US Attorney General John Ashcroft
has been accused of taking steps
that threaten constitutional liberties

Ali Saleh Kahlah al-Marri was given the desgination on Monday for allegedly assisting al-Qaeda members to settle in the United States after the 11 September 2001 attacks for more strikes, said the Justice Department.

He was transferred to Defence Department custody from a US jail.

“The Bush administration…is invoking the laws of war in the United States to justify locking people up without charge and without access to a lawyer,” said Wendy Patten, US advocacy director at Human Rights Watch, in a statement.

The group says under US law the designation can only be made in cases of direct participation in an international armed conflict.

As an enemy combatant, al-Marri could face a court-martial before a US military commission. He is the first non-American to receive the designation.

Mark Berman, al-Marri’s lawyer, said he had been unable to speak to his client for almost three weeks.

“I’m disappointed that the attorney general, rather than provide criminal defendants with due process, chooses a forum in which the defendant can be denied constitutional rights, not the least of which his right to counsel,” he said.

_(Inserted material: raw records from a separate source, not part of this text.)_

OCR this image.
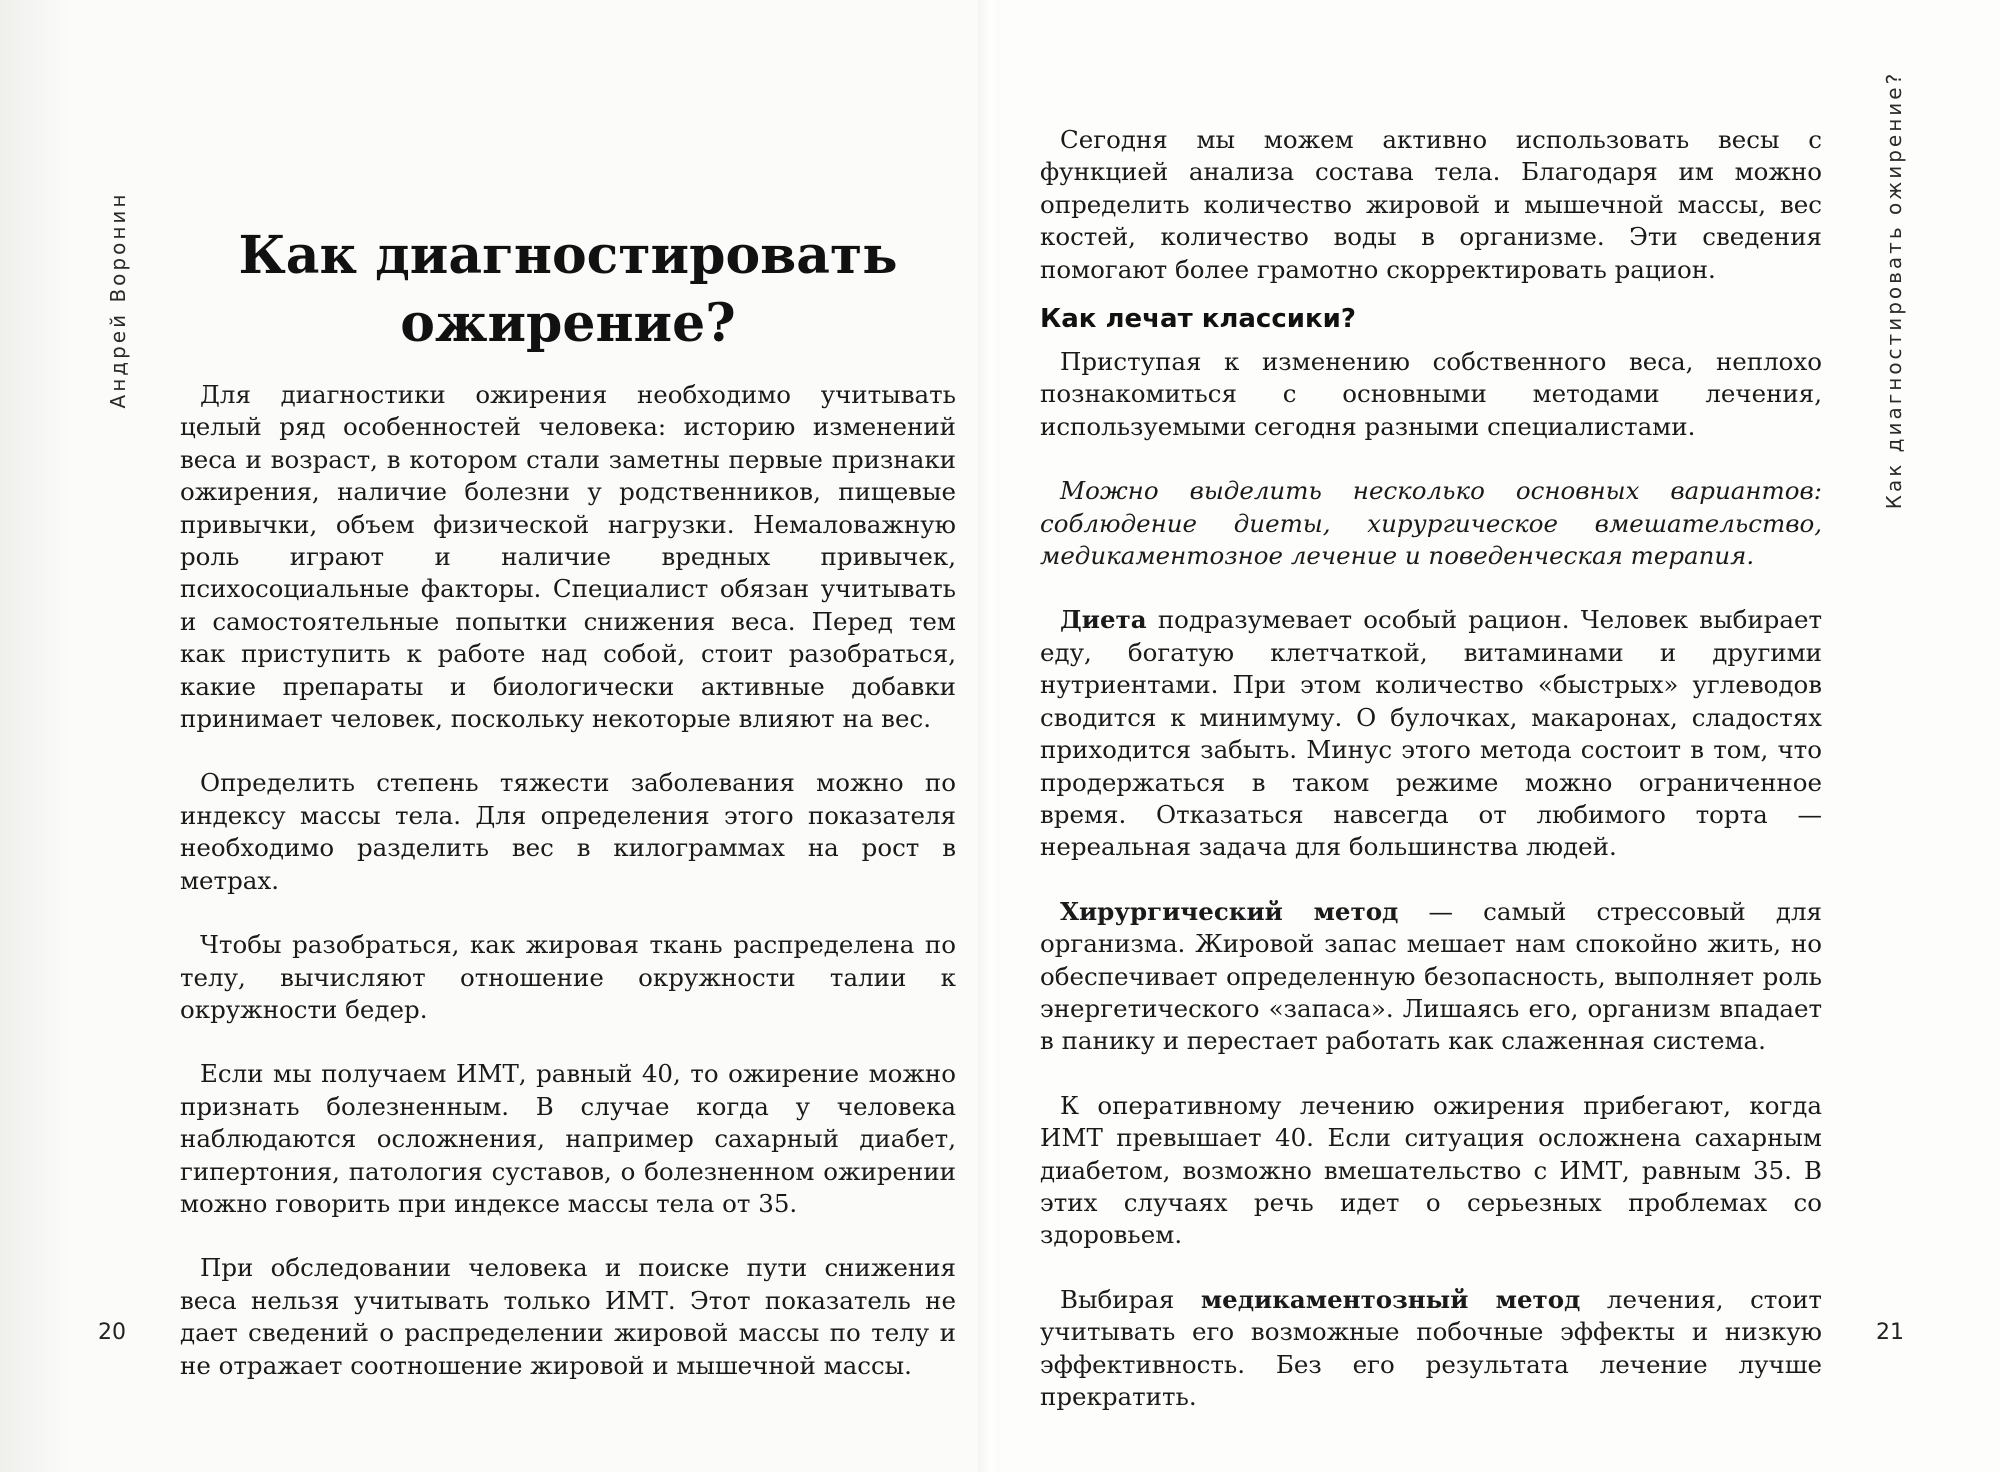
Андрей Воронин	Как диагностировать ожирение?

Для диагностики ожирения необходимо учитывать целый ряд особенностей человека: историю изменений веса и возраст, в котором стали заметны первые признаки ожирения, наличие болезни у родственников, пищевые привычки, объем физической нагрузки. Немаловажную роль играют и наличие вредных привычек, психосоциальные факторы. Специалист обязан учитывать и самостоятельные попытки снижения веса. Перед тем как приступить к работе над собой, стоит разобраться, какие препараты и биологически активные добавки принимает человек, поскольку некоторые влияют на вес.

Определить степень тяжести заболевания можно по индексу массы тела. Для определения этого показателя необходимо разделить вес в килограммах на рост в метрах.

Чтобы разобраться, как жировая ткань распределена по телу, вычисляют отношение окружности талии к окружности бедер.

Если мы получаем ИМТ, равный 40, то ожирение можно признать болезненным. В случае когда у человека наблюдаются осложнения, например сахарный диабет, гипертония, патология суставов, о болезненном ожирении можно говорить при индексе массы тела от 35.

При обследовании человека и поиске пути снижения веса нельзя учитывать только ИМТ. Этот показатель не дает сведений о распределении жировой массы по телу и не отражает соотношение жировой и мышечной массы.

20
Как диагностировать ожирение?

Сегодня мы можем активно использовать весы с функцией анализа состава тела. Благодаря им можно определить количество жировой и мышечной массы, вес костей, количество воды в организме. Эти сведения помогают более грамотно скорректировать рацион.

Как лечат классики?

Приступая к изменению собственного веса, неплохо познакомиться с основными методами лечения, используемыми сегодня разными специалистами.

Можно выделить несколько основных вариантов: соблюдение диеты, хирургическое вмешательство, медикаментозное лечение и поведенческая терапия.

Диета подразумевает особый рацион. Человек выбирает еду, богатую клетчаткой, витаминами и другими нутриентами. При этом количество «быстрых» углеводов сводится к минимуму. О булочках, макаронах, сладостях приходится забыть. Минус этого метода состоит в том, что продержаться в таком режиме можно ограниченное время. Отказаться навсегда от любимого торта — нереальная задача для большинства людей.

Хирургический метод — самый стрессовый для организма. Жировой запас мешает нам спокойно жить, но обеспечивает определенную безопасность, выполняет роль энергетического «запаса». Лишаясь его, организм впадает в панику и перестает работать как слаженная система.

К оперативному лечению ожирения прибегают, когда ИМТ превышает 40. Если ситуация осложнена сахарным диабетом, возможно вмешательство с ИМТ, равным 35. В этих случаях речь идет о серьезных проблемах со здоровьем.

Выбирая медикаментозный метод лечения, стоит учитывать его возможные побочные эффекты и низкую эффективность. Без его результата лечение лучше прекратить.

21
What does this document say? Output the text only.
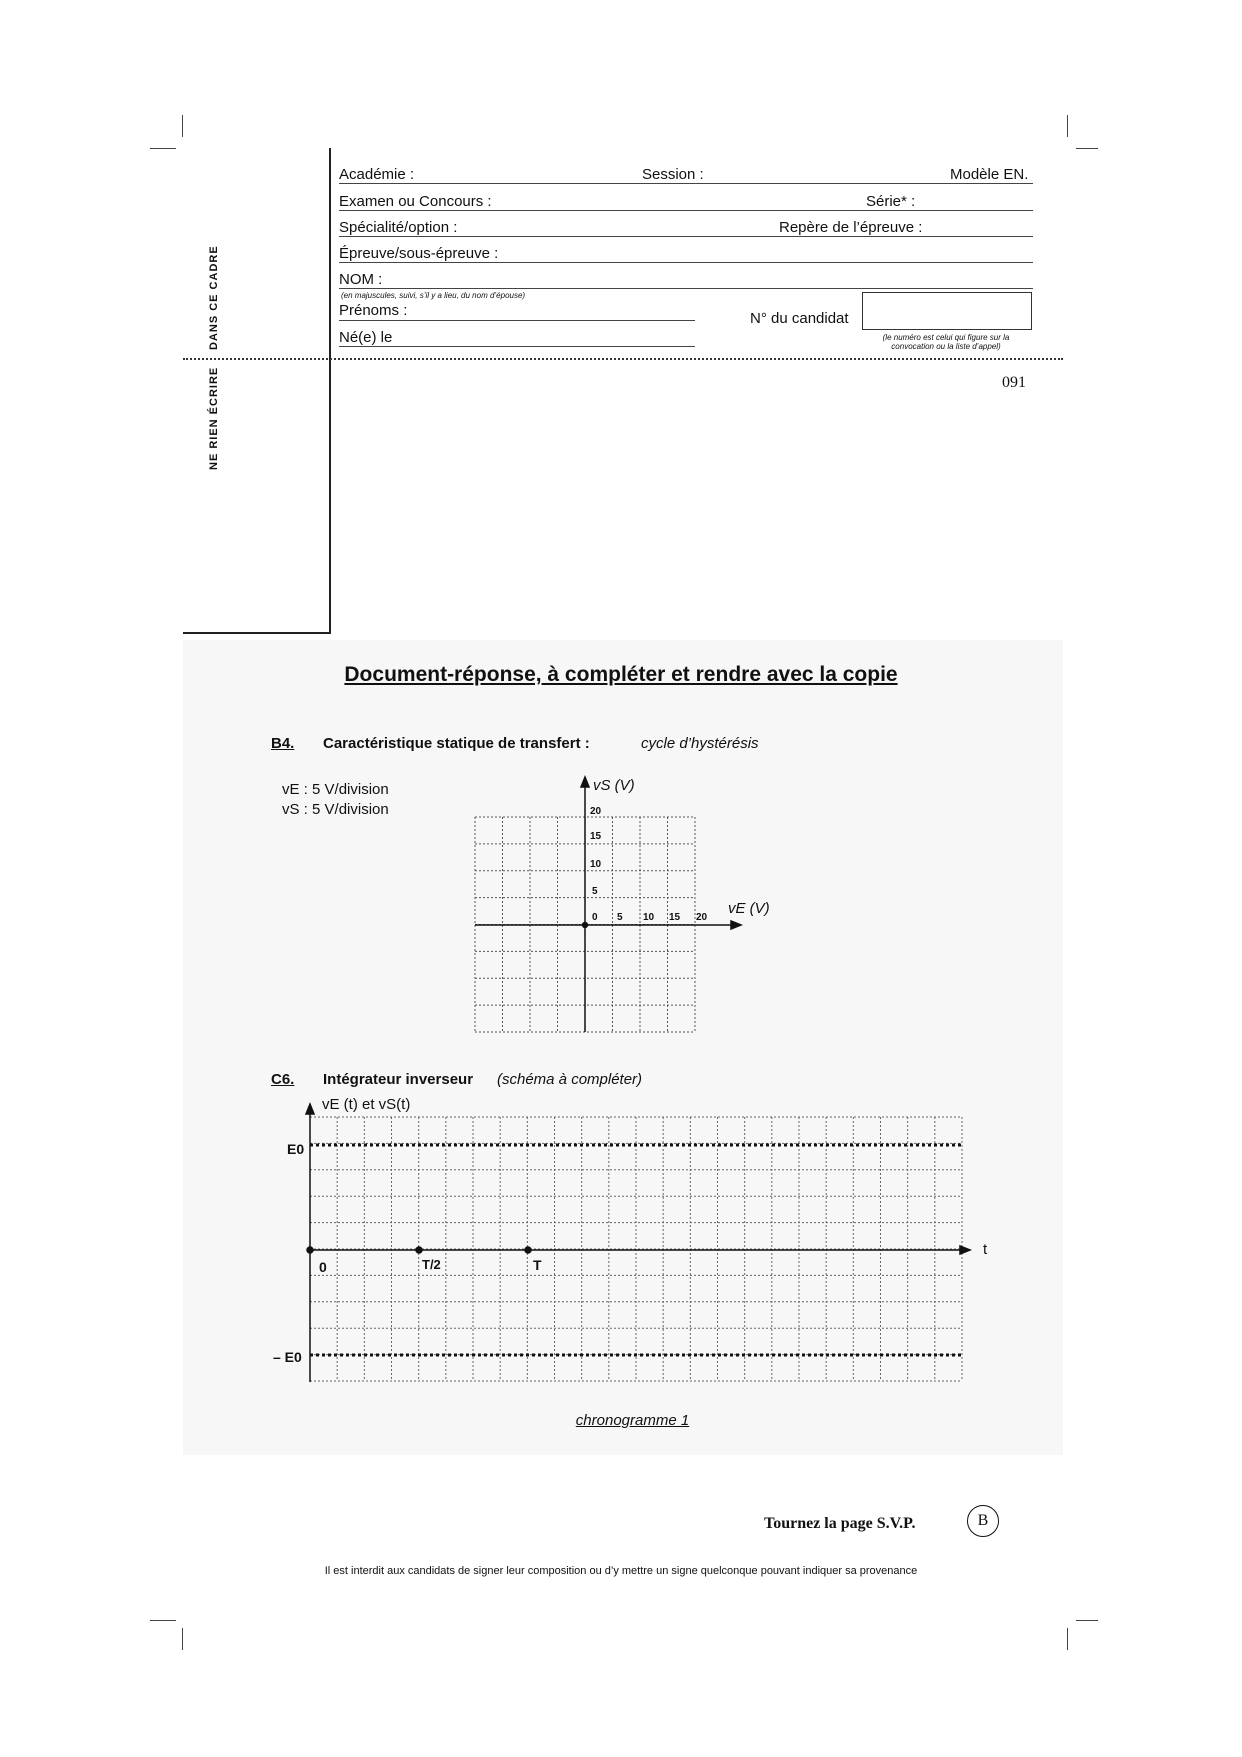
DANS CE CADRE
NE RIEN ÉCRIRE
Académie :	Session :	Modèle EN.
Examen ou Concours :	Série* :
Spécialité/option :	Repère de l’épreuve :
Épreuve/sous-épreuve :
NOM :
(en majuscules, suivi, s’il y a lieu, du nom d’épouse)
Prénoms :	N° du candidat
(le numéro est celui qui figure sur la convocation ou la liste d’appel)
Né(e) le
091
Document-réponse, à compléter et rendre avec la copie
B4. Caractéristique statique de transfert :	cycle d’hystérésis
vE : 5 V/division
vS : 5 V/division
vS (V)
vE (V)
20
15
10
5
0 5 10 15 20
C6. Intégrateur inverseur (schéma à compléter)
vE (t) et vS(t)
E0
– E0
t
0	T/2	T
chronogramme 1
Tournez la page S.V.P.	B
Il est interdit aux candidats de signer leur composition ou d’y mettre un signe quelconque pouvant indiquer sa provenance
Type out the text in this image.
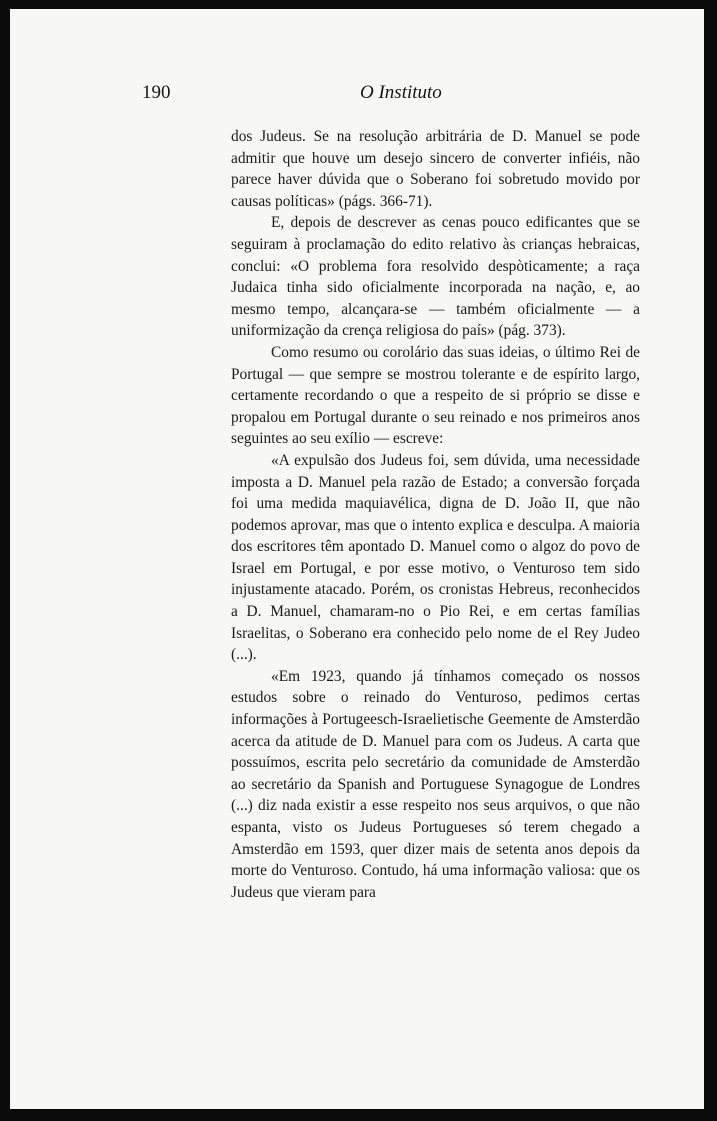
190	O Instituto

dos Judeus. Se na resolução arbitrária de D. Manuel se pode admitir que houve um desejo sincero de converter infiéis, não parece haver dúvida que o Soberano foi sobretudo movido por causas políticas» (págs. 366-71).

E, depois de descrever as cenas pouco edificantes que se seguiram à proclamação do edito relativo às crianças hebraicas, conclui: «O problema fora resolvido despòticamente; a raça Judaica tinha sido oficialmente incorporada na nação, e, ao mesmo tempo, alcançara-se — também oficialmente — a uniformização da crença religiosa do país» (pág. 373).

Como resumo ou corolário das suas ideias, o último Rei de Portugal — que sempre se mostrou tolerante e de espírito largo, certamente recordando o que a respeito de si próprio se disse e propalou em Portugal durante o seu reinado e nos primeiros anos seguintes ao seu exílio — escreve:

«A expulsão dos Judeus foi, sem dúvida, uma necessidade imposta a D. Manuel pela razão de Estado; a conversão forçada foi uma medida maquiavélica, digna de D. João II, que não podemos aprovar, mas que o intento explica e desculpa. A maioria dos escritores têm apontado D. Manuel como o algoz do povo de Israel em Portugal, e por esse motivo, o Venturoso tem sido injustamente atacado. Porém, os cronistas Hebreus, reconhecidos a D. Manuel, chamaram-no o Pio Rei, e em certas famílias Israelitas, o Soberano era conhecido pelo nome de el Rey Judeo (...).

«Em 1923, quando já tínhamos começado os nossos estudos sobre o reinado do Venturoso, pedimos certas informações à Portugeesch-Israelietische Geemente de Amsterdão acerca da atitude de D. Manuel para com os Judeus. A carta que possuímos, escrita pelo secretário da comunidade de Amsterdão ao secretário da Spanish and Portuguese Synagogue de Londres (...) diz nada existir a esse respeito nos seus arquivos, o que não espanta, visto os Judeus Portugueses só terem chegado a Amsterdão em 1593, quer dizer mais de setenta anos depois da morte do Venturoso. Contudo, há uma informação valiosa: que os Judeus que vieram para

Al-Marri was in US custody under a criminal indictment, accused of lying to Federal Bureau of Investigation agents about calls he made to the United Arab Emirates (UAE).

The UAE telephone number was used by a man with links to Mohammad Atta, believed by the US to have masterminded the 11 September attacks. 

He had pleaded innocent and was to face trial in Illinois next month. 

There are no plans to move al-Marri to a military prison at the US Navy Base in Guantanamo Bay, Cuba, where 680 suspects are being held in inhumane conditions without charge as part of Washington's “war on terror”.